Every time you add a microservice, you’re also adding an HTTPS call, OAuth authorization, and JSON transfer for each component. This makes your network more brittle and breakable. It can also be much more expensive, as you’re charged for each call.

Takeaways From The Current Debate

The main takeaway from the ‘microservices vs. monolith‘ “debate” is that there is definitely a time and a place for both architectures. Microservices can help you get a product to market much more quickly, for one thing. They can also play an important part in both DevOps and CI/CD.

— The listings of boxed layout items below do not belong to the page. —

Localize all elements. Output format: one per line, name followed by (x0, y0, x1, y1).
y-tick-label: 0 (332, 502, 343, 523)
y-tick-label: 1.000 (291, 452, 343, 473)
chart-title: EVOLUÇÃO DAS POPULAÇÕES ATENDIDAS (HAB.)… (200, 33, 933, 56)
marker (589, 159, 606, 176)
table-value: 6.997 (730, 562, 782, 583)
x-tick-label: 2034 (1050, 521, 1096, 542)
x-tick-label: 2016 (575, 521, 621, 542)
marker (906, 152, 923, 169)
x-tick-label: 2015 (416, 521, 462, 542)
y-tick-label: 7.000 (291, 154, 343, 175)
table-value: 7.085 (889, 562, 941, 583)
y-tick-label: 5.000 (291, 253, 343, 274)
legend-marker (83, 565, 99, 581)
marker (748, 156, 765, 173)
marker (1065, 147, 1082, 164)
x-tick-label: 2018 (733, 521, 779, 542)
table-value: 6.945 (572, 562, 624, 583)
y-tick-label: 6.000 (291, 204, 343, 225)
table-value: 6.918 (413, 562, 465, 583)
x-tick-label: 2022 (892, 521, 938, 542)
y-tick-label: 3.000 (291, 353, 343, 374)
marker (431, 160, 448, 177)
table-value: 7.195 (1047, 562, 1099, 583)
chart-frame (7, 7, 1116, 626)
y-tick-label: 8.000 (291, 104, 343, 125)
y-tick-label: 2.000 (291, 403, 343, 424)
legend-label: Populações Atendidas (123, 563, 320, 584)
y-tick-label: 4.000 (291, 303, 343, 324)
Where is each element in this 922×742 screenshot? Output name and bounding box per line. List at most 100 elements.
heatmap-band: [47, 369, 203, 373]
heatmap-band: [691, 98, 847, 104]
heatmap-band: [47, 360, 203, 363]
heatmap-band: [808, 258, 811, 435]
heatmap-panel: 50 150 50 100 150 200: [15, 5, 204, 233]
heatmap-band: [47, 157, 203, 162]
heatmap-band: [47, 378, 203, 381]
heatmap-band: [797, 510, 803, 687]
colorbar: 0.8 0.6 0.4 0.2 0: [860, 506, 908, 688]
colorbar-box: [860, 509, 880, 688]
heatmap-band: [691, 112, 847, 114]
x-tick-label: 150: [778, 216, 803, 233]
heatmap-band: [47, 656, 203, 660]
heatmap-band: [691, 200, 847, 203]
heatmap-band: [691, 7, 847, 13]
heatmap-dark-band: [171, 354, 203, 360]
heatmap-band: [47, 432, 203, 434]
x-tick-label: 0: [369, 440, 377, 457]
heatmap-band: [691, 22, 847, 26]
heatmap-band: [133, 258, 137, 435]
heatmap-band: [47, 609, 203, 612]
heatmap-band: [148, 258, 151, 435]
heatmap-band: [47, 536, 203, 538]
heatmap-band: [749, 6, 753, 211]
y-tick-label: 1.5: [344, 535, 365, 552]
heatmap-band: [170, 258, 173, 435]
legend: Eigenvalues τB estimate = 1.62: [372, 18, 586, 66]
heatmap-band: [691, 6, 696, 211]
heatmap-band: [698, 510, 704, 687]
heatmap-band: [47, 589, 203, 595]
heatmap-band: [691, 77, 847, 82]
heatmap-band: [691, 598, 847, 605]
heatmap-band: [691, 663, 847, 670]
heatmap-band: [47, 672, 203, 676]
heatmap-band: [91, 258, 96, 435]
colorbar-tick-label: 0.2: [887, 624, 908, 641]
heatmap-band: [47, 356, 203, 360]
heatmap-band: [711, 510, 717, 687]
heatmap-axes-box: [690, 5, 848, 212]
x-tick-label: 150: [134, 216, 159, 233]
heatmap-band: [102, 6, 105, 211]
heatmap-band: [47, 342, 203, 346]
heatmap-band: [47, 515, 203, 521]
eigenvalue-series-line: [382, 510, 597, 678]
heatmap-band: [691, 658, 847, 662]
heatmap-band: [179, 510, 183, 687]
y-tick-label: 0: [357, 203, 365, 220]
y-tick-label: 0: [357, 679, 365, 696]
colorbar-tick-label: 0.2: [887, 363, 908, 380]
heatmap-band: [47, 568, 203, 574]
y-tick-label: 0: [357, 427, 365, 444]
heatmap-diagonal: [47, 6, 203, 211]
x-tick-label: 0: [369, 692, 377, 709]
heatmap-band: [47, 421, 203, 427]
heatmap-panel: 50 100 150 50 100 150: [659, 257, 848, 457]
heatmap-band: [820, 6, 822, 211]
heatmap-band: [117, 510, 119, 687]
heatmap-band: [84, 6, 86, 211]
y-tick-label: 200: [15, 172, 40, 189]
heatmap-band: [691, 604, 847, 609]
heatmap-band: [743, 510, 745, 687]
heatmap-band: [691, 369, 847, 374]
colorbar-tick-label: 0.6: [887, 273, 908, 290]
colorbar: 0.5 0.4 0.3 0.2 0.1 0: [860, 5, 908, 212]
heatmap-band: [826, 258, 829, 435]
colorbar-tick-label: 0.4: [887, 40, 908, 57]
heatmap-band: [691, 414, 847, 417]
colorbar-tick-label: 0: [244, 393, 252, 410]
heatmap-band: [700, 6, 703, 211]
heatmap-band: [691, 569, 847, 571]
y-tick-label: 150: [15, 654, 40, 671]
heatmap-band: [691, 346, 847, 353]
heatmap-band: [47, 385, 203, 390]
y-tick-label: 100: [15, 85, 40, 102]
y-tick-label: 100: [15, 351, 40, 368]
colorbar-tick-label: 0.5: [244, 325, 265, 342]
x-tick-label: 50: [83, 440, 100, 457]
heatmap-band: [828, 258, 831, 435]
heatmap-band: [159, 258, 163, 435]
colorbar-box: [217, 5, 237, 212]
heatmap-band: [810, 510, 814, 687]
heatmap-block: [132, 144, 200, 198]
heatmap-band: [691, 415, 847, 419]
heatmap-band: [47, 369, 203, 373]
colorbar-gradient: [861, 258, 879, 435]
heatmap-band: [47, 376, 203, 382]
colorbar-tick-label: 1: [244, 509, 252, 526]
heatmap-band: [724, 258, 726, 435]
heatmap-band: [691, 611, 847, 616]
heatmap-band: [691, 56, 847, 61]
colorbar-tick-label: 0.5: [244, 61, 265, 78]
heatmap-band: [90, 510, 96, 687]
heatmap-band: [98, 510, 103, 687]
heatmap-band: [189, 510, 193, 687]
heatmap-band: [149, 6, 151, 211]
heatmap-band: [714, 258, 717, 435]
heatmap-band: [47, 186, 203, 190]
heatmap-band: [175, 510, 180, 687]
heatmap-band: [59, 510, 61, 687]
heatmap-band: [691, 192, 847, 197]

You should never get complacent with your microservices-based architecture, though. Once your product is stable and established, consider conducting a periodic assessment to see where you can reduce or eliminate inefficiencies when possible.

Scale may also dictate architectural decisions. As Amazon CTO Dr. Werner Vogels put it for All Things Distributed, “there is not one architectural pattern to rule them all. … My rule of thumb has been that with every order of magnitude of growth you should revisit your architecture, and determine whether it can still support the next order level of growth.”

With the hype calming down around microservices giving way to a more careful re-assessment, we’re offered the opportunity to realize there is no flashy or gimmicky replacement for solid coding, architecture, and development principles. We should be just as wary of the sudden reversal to the monolith, though, which could become the next cycle of splashy headlines.